Black folk make up 40% of the state of Mississippi. Only have one representative in Congress. 40%.
And so they weren't talking about, you know, we died for the vote. They were talking about math.
If they redraw the maps, what do we need to do in terms of turnout, right? How many more? How what's the number of folk we need to turn out in each county? What are the number of folks that we need to register in order to respond to their redrawing of the maps? We're going to undermine their fundamental assumptions by shifting the very the very landscape of black voting behavior. H the math.
It's not about whining and and and and begging. It's about power and understanding how one uses that power. I said last time, right, they think we turned out for Barack Obama, which changed the map.
just wait till they see how we turn out for ourselves. And I saw that on the ground not as an emotion, right, but as a fundamental practical politics.
It just made my heart full to see young people, folk veterans of the civil rights movement, folk who walked across the bridge, folk who organized in Holmes County, Alabama. There was this one woman in a church um uh uh meeting who said, "I'm from Holmes County, Alabama, one of the most violent counties in the state of Mississippi." And when they passed the Voting Rights Act and they passed the Civil Rights Act the year before, these people said they weren't paying attention to it. These people didn't give a damn about Brown v. Board of Education. And so they stopped marching, they stopped singing, they just started withholding their dollars.

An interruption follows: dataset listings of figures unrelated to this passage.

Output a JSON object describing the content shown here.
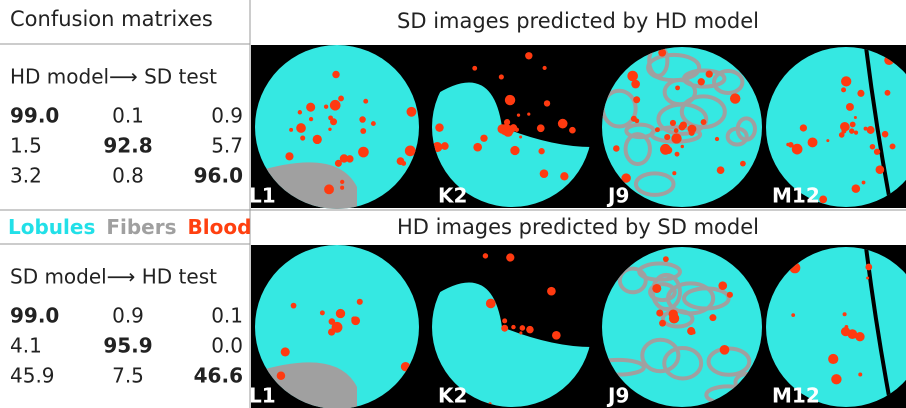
{
  "header": {
    "left": "Confusion matrixes",
    "top_right": "SD images predicted by HD model",
    "bottom_right": "HD images predicted by SD model"
  },
  "legend": [
    "Lobules",
    "Fibers",
    "Blood"
  ],
  "panels": [
    {
      "title": "HD model⟶ SD test",
      "matrix": [
        [
          "99.0",
          "0.1",
          "0.9"
        ],
        [
          "1.5",
          "92.8",
          "5.7"
        ],
        [
          "3.2",
          "0.8",
          "96.0"
        ]
      ],
      "labels": [
        "L1",
        "K2",
        "J9",
        "M12"
      ]
    },
    {
      "title": "SD model⟶ HD test",
      "matrix": [
        [
          "99.0",
          "0.9",
          "0.1"
        ],
        [
          "4.1",
          "95.9",
          "0.0"
        ],
        [
          "45.9",
          "7.5",
          "46.6"
        ]
      ],
      "labels": [
        "L1",
        "K2",
        "J9",
        "M12"
      ]
    }
  ]
}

She said, "I only got $3, but they not getting it. I love my Mississippi because I'm a I'm a native son born on the water in one of the greatest little towns in the country, Moss Point, Mississippi. 82 counties in this state.

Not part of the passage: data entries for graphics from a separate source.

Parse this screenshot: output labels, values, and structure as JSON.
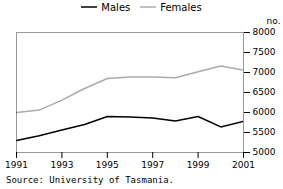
{
  "chart_data": {
    "type": "line",
    "x": [
      1991,
      1992,
      1993,
      1994,
      1995,
      1996,
      1997,
      1998,
      1999,
      2000,
      2001
    ],
    "series": [
      {
        "name": "Males",
        "color": "#000000",
        "values": [
          5300,
          5420,
          5560,
          5700,
          5900,
          5890,
          5860,
          5790,
          5900,
          5640,
          5780
        ]
      },
      {
        "name": "Females",
        "color": "#aaaaaa",
        "values": [
          6000,
          6060,
          6310,
          6600,
          6850,
          6890,
          6890,
          6870,
          7020,
          7160,
          7060
        ]
      }
    ],
    "xlim": [
      1991,
      2001
    ],
    "xticks": [
      1991,
      1993,
      1995,
      1997,
      1999,
      2001
    ],
    "ylim": [
      5000,
      8000
    ],
    "yticks": [
      5000,
      5500,
      6000,
      6500,
      7000,
      7500,
      8000
    ],
    "ylabel": "no.",
    "annotations": [
      "Source: University of Tasmania."
    ],
    "legend": "top",
    "grid": false
  }
}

I think about 52 plus counties showed up on Wednesday.
Yes, we can describe the grift. Yes, we could talk about the MAGA base. Yes, we could talk about this allout assault on democracy. with the power of everyday ordinary folk.
We can't rely for our salvation on politicians.
Our salvation is in our hands. We are the leaders we've been looking for. And as Miss Ella Baker said, strong people don't need strong leaders. That's all we need to do is look in the mirror and understand our power. And Mississippi, 40% black state, is waking up.
They don't know what they've done. My soul was full. I was reinvigorated, replenished by watching everyday ordinary people, claim democracy as their own, and assume responsibility and exhibit the courage to take on the powers that be. Oh, there are brighter days ahead. And as I was in um the Mason Hall in Jackson where the Mississippi NAACP headquarters resides, was looking at the bullet holes in the windows and looking at an image of of Mega Evers, >> thinking about the history in this building. We went into the auditorium to debrief and and I thought about the Mississippi Freedom Democratic Party gathering to choose delegates right in that room.
>> I thought about Miss Ella Baker >> offering the words that we who believe in freedom >> shall not rest.
>> I'm going to remember that now. I'm going to listen to the little sweet honey in the rock. We who believe in freedom, >> we won't rest.
>> We won't rest.
>> Yeah. They don't know what they've they've awakened, but we do.